Notes for later
On care, memory, and unfinished sense making
I have not written much on Substack over these last months.
It’s not because I didn’t have ideas to develop and share. Rather, my attention was elsewhere, and it needed to be. There are times when writing helps me make sense of things. And times when sense making is more difficult.
In late 2025, it often feels like my work is simply to show up, do what is in front of us, and take notes for later.
I have been moving back and forth to Chicago to care for parents, while trying to uphold responsibilities at home in LA. I have spent long days and weeks in the house I grew up in, noticing what changed and what remained the same over the last 50+ years. I have learned how memories inhabit objects, new and old. Carefully stacked mail and randomly strewn Post-It notes. Canes, walkers and even a wheelchair.
There has been grief, but not only. There have also been logistics, laughter, frustration, muscle memory, weather shifts, and the strange way tears arrive when you least expect them. Sitting at a table. Driving a familiar road. Folding laundry the right way because it matters, even now.
I am not ready to make sense of all of this. And from listening to wisdom from others that walked similar paths, I recognize that sense making doesn’t need to be the immediate goal.
Resilience has been on my mind for the better part of a year. Not as a slogan or a virtue, but as a lived practice. How we recover. How long it takes. How we gauge our own resilience against perceived resilience in others. What pulls us back toward baseline and what keeps us stuck. How purpose, faith, and attention shape that process, often quietly and without ceremony.
Some of my next posts will be formal. Some will be observational. Much of it will feel unfinished. But it’s time to resume these reflections. The next month or two will be a bit of a departure from what I published earlier in the year, and I can’t commit to a schedule. Instead, I am making space for a short sequence of pieces that belong together, even if they are different in tone and form.
An obituary will start these off. It stands on its own. It does not need commentary or interpretation. Others will come later, drawn from the week to week reality of care, loss, memory, and the ordinary work of continuing.

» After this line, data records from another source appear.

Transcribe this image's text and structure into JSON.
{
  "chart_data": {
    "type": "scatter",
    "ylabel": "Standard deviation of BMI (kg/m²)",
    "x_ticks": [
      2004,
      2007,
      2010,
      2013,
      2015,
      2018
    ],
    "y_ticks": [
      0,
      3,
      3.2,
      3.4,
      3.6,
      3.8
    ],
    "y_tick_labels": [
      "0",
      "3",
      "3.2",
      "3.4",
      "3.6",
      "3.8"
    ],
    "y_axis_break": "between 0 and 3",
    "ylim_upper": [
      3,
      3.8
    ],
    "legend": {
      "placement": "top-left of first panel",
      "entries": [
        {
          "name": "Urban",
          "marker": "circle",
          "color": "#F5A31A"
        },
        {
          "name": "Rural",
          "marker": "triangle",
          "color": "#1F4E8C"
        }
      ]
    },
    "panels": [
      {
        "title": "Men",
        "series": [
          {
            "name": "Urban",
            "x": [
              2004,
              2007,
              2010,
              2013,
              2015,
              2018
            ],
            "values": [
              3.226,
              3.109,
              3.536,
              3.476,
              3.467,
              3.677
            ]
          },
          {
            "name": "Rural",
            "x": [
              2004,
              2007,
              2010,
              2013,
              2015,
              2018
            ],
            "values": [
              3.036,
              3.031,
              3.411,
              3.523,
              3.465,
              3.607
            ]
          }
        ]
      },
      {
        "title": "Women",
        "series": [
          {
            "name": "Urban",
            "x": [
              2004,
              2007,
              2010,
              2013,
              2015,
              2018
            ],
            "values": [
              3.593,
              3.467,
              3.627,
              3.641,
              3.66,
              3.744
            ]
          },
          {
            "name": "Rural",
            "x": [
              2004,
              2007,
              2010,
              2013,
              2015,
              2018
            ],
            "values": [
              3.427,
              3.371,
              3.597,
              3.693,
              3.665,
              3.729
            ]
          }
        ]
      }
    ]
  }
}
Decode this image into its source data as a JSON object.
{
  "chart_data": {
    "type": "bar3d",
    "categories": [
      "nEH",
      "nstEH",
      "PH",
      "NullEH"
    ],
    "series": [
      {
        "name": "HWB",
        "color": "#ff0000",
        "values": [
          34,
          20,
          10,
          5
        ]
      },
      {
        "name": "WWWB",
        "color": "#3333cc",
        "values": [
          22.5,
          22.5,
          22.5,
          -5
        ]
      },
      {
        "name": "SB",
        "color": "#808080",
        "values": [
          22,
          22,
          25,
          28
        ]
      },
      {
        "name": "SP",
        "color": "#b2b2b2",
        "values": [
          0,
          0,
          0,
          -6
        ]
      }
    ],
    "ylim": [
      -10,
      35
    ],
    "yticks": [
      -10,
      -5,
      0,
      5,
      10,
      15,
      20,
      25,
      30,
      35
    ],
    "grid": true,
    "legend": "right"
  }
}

If you are reading this, thank you for your patience and for staying close, even at a distance. If you are new here, welcome. You are arriving in the middle of something.
More soon.




So happy to see you back here. Sending love and light to you and your family.
I'm just meeting you but what you are going through resonates with me. Just went through a similar experience and still don't have emotions ironed out. Writing seems to help but I don't share most of it. Thinking of you and hoping for a peaceful holiday for you and your family.